Letter to the editor: Shall we just toss 1,000 Rockport library books in the dumpster?

Wed, 07/23/2014 - 9:15pm

To steal a quote, the recent letter from Paul Charbonneau cannot go unanswered. 

Please refer to his letter posted July 17 for his side; I will simply make a few comments here and there. 

Contingent: According to Charbonneau, the word contingent, used in reference to 100 people who have signed a petition (not, as Mr. Charbonneau states “more than100 people”), is a derogatory, diminishing term. According to Mirriam-Webster,  contingent used as a noun simply means “a group of people who go to a place together, do something together, or share some quality, interest, etc.” It can also mean a representative group. Synonyms include ‘delegation’. Perhaps the reference section of the library is stuffed too tightly and Mr. Charbonneau could not manage to look the word up, but I can assume him it is not derogatory in anyone’s definition except his.

After accusing the chair of the Library Committee of insulting him, he goes on to say:

“...blatantly and once again refuses to recognize the large numbers of people who at organized and professionally guided focus groups and surveys opposed moving the library and the small amount of people who attended later attempts to organize a Listening Tour, a not-so-veiled attempt by the committee to gain support for their unwanted agenda. “

I’m sure Mr. Charbonneau attended one of these “professionally guided focus groups” but perhaps he didn’t understand that those were the listening tour, that there was no later attempt to gain support with some other event. That the survey he recalls happened more than a year ago, was not professionally designed, and basically asked if people wanted the library to stay where it was or not. Given no alternative, naturally people chose to keep the bird in the hand rather than choose the unknown. 

Sir, if you are meting twice a week with a eight to12 people at the library, you must be using the Marine room, leaving all those people who wish to read quietly to take their books and go home. Since you don’t actually need or use th services of the library when you are there, perhaps it would be more neighborly of you to take your group to the community center so people can use the library in peace and quiet. Oh, right, there isn’t one in the area. 

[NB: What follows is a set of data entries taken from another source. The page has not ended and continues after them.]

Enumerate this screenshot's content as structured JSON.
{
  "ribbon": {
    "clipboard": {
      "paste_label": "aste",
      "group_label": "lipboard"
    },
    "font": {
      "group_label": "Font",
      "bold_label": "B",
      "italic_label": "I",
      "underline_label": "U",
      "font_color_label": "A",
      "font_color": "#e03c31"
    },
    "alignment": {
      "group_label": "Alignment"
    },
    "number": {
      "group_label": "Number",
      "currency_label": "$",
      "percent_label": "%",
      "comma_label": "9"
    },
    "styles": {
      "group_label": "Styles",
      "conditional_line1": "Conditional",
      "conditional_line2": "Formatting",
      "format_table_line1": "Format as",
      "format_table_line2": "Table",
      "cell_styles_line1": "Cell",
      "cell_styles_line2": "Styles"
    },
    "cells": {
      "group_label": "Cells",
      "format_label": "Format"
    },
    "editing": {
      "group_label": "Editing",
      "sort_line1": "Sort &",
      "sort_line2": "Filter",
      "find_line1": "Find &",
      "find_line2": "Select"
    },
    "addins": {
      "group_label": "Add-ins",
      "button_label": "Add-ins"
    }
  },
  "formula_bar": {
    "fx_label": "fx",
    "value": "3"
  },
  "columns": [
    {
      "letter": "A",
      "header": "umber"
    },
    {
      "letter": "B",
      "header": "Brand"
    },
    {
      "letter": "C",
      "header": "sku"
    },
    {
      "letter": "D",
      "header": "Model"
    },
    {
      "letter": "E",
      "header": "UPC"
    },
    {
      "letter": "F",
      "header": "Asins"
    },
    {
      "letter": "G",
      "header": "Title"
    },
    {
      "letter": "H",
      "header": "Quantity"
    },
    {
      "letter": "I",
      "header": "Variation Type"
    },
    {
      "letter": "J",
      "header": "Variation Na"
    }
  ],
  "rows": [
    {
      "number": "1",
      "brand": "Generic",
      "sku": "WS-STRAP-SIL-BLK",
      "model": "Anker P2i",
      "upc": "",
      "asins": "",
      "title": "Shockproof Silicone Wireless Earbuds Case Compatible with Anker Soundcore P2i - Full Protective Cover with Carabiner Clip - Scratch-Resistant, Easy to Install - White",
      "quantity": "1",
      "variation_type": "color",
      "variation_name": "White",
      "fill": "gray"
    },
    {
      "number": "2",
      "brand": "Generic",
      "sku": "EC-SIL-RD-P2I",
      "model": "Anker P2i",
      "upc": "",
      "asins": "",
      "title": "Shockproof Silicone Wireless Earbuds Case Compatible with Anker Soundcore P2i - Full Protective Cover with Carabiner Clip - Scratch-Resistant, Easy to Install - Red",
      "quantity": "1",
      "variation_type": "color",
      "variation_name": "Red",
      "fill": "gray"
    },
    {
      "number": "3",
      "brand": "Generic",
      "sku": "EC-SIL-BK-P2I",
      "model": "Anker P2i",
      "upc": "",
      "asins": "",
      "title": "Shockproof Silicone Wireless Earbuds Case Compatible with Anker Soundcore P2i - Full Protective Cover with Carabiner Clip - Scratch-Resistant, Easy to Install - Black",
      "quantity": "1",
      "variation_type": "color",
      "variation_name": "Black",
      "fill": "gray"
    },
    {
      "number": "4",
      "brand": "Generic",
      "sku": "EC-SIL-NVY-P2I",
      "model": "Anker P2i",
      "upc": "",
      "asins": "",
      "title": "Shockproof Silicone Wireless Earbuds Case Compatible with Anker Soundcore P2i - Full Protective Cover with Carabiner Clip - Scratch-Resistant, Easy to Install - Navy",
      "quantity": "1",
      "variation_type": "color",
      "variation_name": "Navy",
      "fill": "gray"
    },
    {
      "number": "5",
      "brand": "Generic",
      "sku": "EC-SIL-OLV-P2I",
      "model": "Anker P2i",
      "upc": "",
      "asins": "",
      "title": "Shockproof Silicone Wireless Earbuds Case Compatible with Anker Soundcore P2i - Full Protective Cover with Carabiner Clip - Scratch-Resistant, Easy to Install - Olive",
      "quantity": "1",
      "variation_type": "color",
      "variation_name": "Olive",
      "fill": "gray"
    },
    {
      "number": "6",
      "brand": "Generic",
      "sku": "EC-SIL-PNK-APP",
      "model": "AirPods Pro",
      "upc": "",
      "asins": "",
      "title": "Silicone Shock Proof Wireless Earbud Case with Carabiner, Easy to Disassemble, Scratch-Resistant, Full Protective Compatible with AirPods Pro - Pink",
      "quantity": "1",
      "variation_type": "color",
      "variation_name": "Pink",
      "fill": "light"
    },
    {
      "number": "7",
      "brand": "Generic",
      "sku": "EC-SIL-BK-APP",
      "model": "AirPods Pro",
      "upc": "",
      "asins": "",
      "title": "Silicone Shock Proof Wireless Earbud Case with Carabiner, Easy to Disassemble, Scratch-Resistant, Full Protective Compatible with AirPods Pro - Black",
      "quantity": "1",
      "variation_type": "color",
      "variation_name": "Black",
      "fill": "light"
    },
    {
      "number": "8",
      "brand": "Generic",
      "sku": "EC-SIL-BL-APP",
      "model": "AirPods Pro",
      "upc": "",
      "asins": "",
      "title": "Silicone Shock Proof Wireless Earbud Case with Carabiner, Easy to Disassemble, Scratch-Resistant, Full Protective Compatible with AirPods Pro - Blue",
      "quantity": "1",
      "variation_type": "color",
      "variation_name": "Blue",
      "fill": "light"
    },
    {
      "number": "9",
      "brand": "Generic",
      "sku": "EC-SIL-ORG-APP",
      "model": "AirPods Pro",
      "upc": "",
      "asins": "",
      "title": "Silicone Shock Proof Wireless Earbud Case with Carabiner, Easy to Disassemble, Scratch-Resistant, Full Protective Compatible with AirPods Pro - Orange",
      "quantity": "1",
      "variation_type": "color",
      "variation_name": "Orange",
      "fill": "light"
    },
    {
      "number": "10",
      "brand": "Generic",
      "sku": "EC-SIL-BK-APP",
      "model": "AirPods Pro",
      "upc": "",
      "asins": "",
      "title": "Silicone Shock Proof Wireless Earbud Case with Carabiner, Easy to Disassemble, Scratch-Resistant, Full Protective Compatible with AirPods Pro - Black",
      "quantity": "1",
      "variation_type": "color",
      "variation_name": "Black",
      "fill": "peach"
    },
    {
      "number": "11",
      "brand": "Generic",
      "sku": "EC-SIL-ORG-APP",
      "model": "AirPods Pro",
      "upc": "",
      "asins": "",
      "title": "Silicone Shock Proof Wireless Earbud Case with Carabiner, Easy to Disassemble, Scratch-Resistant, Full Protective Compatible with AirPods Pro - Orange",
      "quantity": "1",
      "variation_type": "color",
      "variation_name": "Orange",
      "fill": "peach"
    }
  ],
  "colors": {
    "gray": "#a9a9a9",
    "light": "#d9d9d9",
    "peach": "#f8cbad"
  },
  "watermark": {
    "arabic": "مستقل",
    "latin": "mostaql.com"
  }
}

Since you are one of many folks who could walk in and make “good decisions that would get rid of the cramped, jammed look” perhaps we could meet there sometime and you could walk us through your decision making process? I’m curious how it can be “uncramped and unjammed” — shall we just toss a thousand books in the dumpster?

Your quote of the comprehensive plan at least is accurate. However, you seem to not have noticed that the Library Committee, a nine-member Select Committee, our library staff, and our public works department have spent a great deal of time coming to the sad conclusion that the present building simply can’t accommodate what you think it can. I’m sorry. I like the current building, too, but I like a library that works for everyone better.